The outcomes of yesterday’s deliberations yielded a draft roadmap document – The Dakar Agenda for Action, which will be discussed at today’s high level Summit. NEPAD CEO Dr Ibrahim Mayaki said that Africans were eager to see positive change so NEPAD and its partners were not in planning but in action mode, to ensure these results.
Three African Heads of State, Presidents Ibrahim Babacar Keita of Mali, Goodluck Jonathan of Nigeria and Yayi Boni of Benin, as well as African Union Commission (AUC) Chairperson Dr Nkosazana Dlamini-Zuma are among 300 delegates at the meeting. They are drawn from the public and private sector, infrastructure industry, development agencies, financiers and senior NEPAD technical experts.
The tone of the speeches carried a sense of enthusiasm and eagerness for concrete action. Speaking about major infrastructures projects in the continent, President Macky Sall said “We must now move to the implementation by mobilizing domestic and external resources”. President Macky Sall also paid tribute to South African President Jacob Zuma, who is the chair Presidential Infrastructure Champion Initiative (PICI).
The Summit is about how public and private sector can work together to unlock the vital funding required to implement infrastructure projects.
Mr Donald Kaberuka, the President of the Africa Development Bank made four important recommendations: ensure that infrastructure projects marketed to private capital are commercially viable; renovate project finance to leverage limited public resources and bring in private funds; ensure early risk takers who are willing to finance some of these projects at an early stage; and mitigate political risks such as regulation on tariffs and taxes and governments not changing the rules half-way through project financing, which discourages potential investors.
Reference was made to President Goodluck Jonathan’s Government, which has boldly done away with unprofitable subsidies and utilised sovereign wealth funds to finance other development priorities like health and education.
AUC Chairperson Dr Nkosazana Dlamini-Zuma said that it was important to include women in infrastructure growth, at all levels. “Let is liberate our women from collecting firewood and ensure that they participate in Africa’s strategic infrastructure enhancement.” She said.
Success stories and words of caution were also shared. Mali’s President Ibrahim Babacar Keita warned about the drying up of the Niger River an important source for his country and others in the region. He was said that encroachment of the desert on the River was already making navigation hard and if not tackled soon, could impact on the social economic landscape of the region.

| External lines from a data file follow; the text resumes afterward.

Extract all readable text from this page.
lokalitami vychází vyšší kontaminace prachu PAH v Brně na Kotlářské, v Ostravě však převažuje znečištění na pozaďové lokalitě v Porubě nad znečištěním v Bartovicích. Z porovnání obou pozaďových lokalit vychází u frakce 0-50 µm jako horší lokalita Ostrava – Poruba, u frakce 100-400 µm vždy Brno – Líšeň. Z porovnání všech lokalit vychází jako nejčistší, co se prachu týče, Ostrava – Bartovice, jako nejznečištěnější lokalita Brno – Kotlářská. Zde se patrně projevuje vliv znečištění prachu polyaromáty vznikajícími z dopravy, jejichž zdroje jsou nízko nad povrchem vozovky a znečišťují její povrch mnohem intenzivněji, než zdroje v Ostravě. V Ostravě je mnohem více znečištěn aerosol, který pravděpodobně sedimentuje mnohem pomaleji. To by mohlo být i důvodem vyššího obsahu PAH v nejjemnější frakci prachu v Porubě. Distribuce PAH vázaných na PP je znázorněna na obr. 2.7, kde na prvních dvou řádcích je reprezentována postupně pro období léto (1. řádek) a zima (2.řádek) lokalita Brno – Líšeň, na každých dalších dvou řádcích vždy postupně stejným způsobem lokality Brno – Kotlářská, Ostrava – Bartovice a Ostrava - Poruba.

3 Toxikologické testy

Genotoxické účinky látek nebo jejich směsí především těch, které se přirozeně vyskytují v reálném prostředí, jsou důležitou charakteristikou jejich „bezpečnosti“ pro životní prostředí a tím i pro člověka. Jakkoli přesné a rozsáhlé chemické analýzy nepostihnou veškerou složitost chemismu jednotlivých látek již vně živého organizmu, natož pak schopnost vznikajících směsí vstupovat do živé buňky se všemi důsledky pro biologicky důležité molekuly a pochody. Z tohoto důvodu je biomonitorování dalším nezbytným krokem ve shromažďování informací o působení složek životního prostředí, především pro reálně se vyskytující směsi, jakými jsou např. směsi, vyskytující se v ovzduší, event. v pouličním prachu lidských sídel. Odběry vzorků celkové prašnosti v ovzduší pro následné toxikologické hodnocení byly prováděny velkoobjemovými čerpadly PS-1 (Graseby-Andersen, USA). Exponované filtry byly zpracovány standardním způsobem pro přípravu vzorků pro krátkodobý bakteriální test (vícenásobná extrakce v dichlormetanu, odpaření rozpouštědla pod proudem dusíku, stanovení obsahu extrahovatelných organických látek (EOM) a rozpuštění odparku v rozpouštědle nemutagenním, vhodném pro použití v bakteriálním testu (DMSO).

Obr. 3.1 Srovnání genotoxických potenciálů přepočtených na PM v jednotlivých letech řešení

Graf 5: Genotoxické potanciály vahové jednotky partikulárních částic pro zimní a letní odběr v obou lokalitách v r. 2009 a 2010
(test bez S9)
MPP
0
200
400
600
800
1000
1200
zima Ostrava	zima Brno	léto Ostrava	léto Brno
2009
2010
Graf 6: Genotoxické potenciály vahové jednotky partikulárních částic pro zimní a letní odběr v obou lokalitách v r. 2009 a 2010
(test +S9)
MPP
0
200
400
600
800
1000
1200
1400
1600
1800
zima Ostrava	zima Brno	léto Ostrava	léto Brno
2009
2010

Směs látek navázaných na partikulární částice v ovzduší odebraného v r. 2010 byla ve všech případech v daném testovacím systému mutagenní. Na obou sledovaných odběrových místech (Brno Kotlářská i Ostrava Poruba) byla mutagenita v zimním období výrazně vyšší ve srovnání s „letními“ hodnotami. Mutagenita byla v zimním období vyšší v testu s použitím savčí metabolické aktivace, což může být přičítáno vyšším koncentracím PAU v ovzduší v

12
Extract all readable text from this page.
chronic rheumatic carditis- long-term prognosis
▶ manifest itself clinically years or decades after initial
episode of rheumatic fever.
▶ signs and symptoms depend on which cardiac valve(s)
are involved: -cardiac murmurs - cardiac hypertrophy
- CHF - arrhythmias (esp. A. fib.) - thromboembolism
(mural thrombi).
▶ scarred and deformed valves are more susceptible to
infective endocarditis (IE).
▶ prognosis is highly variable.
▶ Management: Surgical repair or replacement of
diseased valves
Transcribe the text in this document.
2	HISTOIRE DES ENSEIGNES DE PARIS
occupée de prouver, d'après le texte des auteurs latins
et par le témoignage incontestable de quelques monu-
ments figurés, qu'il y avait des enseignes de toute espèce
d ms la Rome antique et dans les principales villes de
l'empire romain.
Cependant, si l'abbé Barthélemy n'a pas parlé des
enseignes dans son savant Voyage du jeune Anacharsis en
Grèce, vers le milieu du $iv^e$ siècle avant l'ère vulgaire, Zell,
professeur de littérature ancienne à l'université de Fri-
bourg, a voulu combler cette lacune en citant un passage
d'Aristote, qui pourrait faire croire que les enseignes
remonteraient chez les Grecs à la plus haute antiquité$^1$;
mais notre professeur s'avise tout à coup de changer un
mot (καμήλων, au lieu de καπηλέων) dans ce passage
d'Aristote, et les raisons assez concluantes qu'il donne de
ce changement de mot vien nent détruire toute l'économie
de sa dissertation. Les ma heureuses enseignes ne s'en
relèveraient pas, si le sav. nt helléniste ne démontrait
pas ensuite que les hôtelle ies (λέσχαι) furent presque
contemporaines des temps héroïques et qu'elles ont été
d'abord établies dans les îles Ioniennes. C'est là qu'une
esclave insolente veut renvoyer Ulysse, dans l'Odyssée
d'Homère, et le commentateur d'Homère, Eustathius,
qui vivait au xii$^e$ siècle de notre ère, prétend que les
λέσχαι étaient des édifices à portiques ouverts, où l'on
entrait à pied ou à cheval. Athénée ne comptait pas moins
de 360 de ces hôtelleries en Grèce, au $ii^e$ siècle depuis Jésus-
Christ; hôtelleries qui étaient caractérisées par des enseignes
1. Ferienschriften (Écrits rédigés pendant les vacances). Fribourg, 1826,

UNECA Executive Secretary Dr Carlos Lopez. In the background is moderator of the Summit, Amadou Mahtar Ba
The need to tap into Africa’s resources was highlighted. “We spend more than US$4 billion a year to engage non-African experts when we have such skills and expert in our own countries and in the Diaspora,” said Mr Carlos Lopez, Executive Secretary of the UN Economic Commission for Africa.
A message of good will from the Private Sector by Dotun Ajayi Executive Director of the Africa Business Round Table
The Dakar Agenda for Action plan, to be produced from this Summit, will be the solid plan for financing and implementing Africa’s regional infrastructure programmes.